Le gouvernement est monté au créneau, face aux préoccupations soulevées ces dernières semaines dans le cadre de la commercialisation du cacao.
Ainsi, ce mardi, le ministre d’État, ministre de l’Agriculture, du Développement rural et des Productions vivrières, Kobenan Kouassi Adjoumani a animé une conférence de presse. A cette occasion, il a levé toute équivoque en expliquant, de manière pédagogique, le mécanisme mis en place pour l’achat et l’enlèvement des quantités résiduelles de cacao, afin de garantir le prix bord champ de 2 800 FCFA le kilogramme aux producteurs.
Le ministre a rappelé que, conformément au mécanisme de commercialisation en vigueur, plus de 85 % de la production estimée de la campagne principale cacao 2025-2026 avait été vendue par anticipation avant son ouverture.
Cette stratégie a permis au gouvernement de fixer un prix historique de 2 800 FCFA/kg, décidé par le Président de la République, Alassane Ouattara, et qui doit être strictement respecté sur toute l’étendue du territoire national.
Cette stabilité du prix payé aux producteurs contraste avec la forte baisse observée sur le marché international, où les cours ont chuté d’environ 30 % entre septembre 2025 et janvier 2026. Une situation qui a entraîné, par endroits, des ralentissements temporaires dans l’enlèvement des fèves.

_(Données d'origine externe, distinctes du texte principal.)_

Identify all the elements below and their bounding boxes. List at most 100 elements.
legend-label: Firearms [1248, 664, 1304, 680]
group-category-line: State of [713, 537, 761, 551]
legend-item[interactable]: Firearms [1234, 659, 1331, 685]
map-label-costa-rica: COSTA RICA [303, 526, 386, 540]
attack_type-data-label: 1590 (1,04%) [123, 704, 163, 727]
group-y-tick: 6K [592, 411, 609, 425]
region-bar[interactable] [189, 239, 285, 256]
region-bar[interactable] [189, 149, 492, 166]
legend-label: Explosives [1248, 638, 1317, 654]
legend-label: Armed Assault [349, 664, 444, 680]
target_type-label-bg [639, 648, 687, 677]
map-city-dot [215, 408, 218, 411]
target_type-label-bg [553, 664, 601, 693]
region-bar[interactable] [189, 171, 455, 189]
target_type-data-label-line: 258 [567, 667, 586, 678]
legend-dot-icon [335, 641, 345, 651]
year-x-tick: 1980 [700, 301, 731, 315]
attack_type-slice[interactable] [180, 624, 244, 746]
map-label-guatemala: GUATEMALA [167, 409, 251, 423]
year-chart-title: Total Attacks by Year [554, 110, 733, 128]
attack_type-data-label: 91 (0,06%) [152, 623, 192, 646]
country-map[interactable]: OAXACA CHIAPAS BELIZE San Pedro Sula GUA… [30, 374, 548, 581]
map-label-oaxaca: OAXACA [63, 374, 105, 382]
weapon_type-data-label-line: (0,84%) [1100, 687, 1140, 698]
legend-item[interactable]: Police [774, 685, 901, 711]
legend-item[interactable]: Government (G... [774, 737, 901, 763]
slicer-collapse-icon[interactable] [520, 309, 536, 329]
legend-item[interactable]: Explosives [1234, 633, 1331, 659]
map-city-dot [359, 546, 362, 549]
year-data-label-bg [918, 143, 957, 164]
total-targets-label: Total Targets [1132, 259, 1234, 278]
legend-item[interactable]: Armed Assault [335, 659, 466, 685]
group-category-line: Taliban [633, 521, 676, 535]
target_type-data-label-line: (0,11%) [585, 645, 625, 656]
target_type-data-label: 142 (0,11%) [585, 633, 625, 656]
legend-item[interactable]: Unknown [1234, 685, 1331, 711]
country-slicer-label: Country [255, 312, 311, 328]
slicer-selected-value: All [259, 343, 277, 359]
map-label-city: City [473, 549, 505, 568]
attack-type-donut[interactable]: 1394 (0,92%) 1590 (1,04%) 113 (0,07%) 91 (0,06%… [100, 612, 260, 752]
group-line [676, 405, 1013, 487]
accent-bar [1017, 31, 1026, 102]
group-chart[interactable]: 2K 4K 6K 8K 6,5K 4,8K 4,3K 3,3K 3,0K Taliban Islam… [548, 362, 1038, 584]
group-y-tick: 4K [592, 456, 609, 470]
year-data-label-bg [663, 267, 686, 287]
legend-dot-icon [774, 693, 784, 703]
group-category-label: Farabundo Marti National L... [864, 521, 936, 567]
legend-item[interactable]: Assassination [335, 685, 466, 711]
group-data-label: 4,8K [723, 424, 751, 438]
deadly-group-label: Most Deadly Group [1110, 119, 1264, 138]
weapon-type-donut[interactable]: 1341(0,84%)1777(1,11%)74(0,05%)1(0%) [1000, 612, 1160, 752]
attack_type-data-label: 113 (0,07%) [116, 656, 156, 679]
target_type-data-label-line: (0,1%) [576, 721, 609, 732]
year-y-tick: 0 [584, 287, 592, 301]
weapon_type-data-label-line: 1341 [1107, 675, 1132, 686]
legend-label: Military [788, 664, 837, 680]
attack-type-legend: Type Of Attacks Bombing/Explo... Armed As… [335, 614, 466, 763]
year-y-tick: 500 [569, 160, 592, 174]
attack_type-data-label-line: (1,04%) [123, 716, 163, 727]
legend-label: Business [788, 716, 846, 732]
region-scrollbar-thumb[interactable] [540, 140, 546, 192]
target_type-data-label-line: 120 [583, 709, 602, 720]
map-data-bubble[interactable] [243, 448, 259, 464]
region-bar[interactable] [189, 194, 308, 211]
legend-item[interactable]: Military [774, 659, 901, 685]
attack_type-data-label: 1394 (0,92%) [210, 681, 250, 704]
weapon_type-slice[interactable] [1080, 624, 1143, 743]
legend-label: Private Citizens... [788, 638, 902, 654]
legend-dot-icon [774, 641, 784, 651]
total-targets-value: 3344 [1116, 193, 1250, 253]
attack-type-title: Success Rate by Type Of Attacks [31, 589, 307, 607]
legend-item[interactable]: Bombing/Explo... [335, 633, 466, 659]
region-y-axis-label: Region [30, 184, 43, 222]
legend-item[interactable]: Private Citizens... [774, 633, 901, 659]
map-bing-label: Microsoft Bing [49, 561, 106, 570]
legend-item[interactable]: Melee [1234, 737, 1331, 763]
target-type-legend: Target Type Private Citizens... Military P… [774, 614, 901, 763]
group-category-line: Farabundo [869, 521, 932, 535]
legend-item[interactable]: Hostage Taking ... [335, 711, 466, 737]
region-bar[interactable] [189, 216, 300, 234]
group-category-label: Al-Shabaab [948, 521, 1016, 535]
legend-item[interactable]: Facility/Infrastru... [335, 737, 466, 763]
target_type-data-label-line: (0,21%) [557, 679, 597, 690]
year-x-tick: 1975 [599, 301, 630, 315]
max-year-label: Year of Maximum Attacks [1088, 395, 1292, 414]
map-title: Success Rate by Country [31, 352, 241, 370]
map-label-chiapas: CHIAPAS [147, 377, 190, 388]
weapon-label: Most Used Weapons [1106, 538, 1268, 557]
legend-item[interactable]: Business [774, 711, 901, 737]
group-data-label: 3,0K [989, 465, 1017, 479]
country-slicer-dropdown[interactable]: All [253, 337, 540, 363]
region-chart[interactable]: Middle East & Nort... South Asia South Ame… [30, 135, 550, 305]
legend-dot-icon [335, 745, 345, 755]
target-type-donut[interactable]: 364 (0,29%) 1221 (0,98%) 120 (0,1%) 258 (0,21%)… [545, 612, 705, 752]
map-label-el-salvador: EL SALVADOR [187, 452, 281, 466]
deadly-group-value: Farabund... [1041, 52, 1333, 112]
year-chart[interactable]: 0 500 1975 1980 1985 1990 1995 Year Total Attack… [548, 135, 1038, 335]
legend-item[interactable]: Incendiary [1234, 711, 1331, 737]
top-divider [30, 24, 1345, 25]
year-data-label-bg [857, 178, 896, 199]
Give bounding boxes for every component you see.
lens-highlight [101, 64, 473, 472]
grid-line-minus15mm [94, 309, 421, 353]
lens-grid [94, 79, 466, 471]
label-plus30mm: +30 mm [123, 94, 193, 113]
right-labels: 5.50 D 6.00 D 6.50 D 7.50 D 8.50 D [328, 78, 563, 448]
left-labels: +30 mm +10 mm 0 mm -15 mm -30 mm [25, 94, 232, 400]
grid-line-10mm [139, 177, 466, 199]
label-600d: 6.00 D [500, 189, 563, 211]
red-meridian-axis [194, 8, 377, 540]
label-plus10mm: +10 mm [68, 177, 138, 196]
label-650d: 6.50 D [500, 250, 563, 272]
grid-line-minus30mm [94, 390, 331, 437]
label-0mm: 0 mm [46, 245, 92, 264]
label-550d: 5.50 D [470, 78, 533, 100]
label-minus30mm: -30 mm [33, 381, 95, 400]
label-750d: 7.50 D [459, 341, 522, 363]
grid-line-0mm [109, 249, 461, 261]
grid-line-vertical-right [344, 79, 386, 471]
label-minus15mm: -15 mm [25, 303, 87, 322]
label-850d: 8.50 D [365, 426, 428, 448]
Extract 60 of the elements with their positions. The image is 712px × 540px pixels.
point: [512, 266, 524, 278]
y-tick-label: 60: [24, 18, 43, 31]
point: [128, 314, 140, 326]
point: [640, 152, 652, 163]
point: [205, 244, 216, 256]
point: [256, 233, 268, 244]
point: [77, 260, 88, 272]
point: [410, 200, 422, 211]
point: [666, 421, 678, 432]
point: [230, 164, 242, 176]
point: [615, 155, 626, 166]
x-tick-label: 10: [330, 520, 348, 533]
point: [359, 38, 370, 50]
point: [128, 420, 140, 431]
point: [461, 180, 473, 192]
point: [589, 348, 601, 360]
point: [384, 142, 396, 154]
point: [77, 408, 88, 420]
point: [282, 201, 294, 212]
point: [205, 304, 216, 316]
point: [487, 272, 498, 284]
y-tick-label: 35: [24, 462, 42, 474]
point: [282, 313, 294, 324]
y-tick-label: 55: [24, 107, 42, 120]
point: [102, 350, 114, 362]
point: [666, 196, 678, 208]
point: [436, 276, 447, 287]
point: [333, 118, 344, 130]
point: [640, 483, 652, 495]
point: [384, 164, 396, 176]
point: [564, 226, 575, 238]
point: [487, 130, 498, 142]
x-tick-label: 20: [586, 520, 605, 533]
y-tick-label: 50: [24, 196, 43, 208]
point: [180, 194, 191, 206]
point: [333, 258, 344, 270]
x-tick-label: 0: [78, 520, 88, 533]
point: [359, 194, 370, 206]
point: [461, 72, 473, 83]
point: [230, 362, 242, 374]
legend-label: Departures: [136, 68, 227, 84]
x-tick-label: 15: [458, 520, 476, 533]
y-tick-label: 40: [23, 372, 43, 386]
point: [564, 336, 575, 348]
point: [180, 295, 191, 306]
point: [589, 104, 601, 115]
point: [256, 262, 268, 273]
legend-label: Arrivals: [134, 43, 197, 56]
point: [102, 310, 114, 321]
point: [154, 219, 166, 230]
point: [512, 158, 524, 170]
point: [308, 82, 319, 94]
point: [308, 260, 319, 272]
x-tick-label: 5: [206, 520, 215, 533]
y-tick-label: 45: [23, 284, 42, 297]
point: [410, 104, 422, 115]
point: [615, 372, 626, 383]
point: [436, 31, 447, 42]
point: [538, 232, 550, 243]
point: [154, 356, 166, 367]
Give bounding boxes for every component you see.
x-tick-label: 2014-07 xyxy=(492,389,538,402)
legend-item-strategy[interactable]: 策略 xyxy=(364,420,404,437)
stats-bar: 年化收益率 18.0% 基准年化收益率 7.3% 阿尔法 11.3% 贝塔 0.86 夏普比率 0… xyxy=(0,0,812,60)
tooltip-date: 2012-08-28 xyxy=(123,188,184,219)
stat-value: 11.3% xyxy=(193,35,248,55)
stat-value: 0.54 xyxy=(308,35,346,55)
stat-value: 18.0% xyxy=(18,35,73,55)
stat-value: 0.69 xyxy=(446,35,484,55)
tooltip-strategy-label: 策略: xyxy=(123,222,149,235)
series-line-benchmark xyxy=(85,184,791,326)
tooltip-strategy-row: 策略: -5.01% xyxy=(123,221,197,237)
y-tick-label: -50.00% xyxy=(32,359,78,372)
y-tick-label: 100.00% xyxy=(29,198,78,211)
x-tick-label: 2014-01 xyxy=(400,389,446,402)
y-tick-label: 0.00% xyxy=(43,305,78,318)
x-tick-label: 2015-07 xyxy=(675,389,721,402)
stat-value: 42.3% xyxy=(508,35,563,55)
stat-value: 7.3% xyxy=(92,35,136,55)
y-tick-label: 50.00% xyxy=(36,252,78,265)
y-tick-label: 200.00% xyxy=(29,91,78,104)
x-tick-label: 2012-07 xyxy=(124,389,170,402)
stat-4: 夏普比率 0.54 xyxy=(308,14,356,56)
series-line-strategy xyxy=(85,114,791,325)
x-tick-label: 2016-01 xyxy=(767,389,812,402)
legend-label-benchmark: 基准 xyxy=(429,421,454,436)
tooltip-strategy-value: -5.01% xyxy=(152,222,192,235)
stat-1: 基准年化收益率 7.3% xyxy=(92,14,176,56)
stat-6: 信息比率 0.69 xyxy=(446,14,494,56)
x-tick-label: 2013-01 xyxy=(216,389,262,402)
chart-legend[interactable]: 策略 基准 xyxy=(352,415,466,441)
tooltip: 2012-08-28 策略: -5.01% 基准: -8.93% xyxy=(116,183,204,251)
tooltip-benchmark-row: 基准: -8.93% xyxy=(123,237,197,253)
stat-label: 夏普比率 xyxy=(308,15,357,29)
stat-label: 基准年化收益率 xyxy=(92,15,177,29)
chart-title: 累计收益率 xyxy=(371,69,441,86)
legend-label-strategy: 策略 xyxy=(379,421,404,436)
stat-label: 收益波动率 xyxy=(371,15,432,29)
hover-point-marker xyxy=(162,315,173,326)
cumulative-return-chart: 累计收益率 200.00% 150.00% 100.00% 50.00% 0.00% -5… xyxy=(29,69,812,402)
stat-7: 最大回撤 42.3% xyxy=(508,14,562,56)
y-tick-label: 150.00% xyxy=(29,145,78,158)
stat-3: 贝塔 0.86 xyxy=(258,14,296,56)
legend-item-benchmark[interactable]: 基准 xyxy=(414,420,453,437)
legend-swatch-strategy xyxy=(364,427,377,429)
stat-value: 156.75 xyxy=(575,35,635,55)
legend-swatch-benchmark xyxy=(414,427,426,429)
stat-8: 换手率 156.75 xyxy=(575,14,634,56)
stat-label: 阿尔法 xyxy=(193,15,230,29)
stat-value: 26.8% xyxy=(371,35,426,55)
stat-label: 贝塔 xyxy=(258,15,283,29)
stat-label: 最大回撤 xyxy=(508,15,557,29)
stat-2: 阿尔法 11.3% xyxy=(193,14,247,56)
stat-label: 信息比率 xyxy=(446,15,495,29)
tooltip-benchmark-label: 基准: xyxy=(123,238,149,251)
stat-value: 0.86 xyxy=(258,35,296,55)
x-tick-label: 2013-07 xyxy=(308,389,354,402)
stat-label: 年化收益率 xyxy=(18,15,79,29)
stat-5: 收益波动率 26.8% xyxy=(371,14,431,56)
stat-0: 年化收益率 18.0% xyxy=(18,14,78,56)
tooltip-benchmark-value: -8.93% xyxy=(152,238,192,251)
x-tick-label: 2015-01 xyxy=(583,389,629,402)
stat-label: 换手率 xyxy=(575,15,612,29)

Pour faire face à ces difficultés conjoncturelles, un plan structuré d’achat et d’enlèvement des stocks invendus a été validé et entre en phase opérationnelle, a annoncé Kobenan Adjoumani. Ce dispositif sera mis en œuvre par le Conseil du Café-Cacao, en étroite collaboration avec l’Organisation interprofessionnelle agricole (OIA) Café-Cacao.
Concrètement, l’État va s’appuyer sur des opérateurs nationaux solides et crédibles, qui procéderont aux achats et à l’enlèvement des quantités résiduelles, en lien avec leurs partenaires traditionnels : broyeurs, multinationales et exportateurs internationaux.
Le ministre a détaillé les trois axes majeurs du mécanisme retenu :
L’inventaire exhaustif des stocks invendus disponibles dans les zones de production ;
L’achat de ces stocks au prix garanti de 2 800 FCFA/kg, sous la supervision du Conseil du Café-Cacao, avec l’appui de l’OIA et des autorités administratives ;
La sensibilisation et l’information de l’ensemble des acteurs de la filière, afin de faciliter l’enlèvement rapide des produits vers les usines et les ports.
Ce mécanisme, a-t-il insisté, n’est pas ponctuel, mais se poursuivra tout au long de la campagne principale, qui s’achève le 31 mars 2026, pour décongestionner le bord champ et rétablir la fluidité des transactions.
Protéger le revenu des producteurs
En renforçant parallèlement la surveillance aux frontières pour contenir les flux transfrontaliers, le gouvernement entend préserver l’intégrité du système ivoirien de stabilisation des prix, contrairement aux pays voisins soumis aux fluctuations des marchés libéralisés.
« La situation est sous contrôle », a rassuré le ministre d’État, soulignant que l’encadrement, la traçabilité et la coordination logistique sont assurés par les structures compétentes, avec un objectif clair : protéger le revenu des producteurs et préserver la stabilité sociale.
Les opérations d’enlèvement, a-t-il conclu, produiront des effets concrets dans les tout prochains jours, confirmant ainsi la détermination de l’État à accompagner efficacement les acteurs de la filière cacao.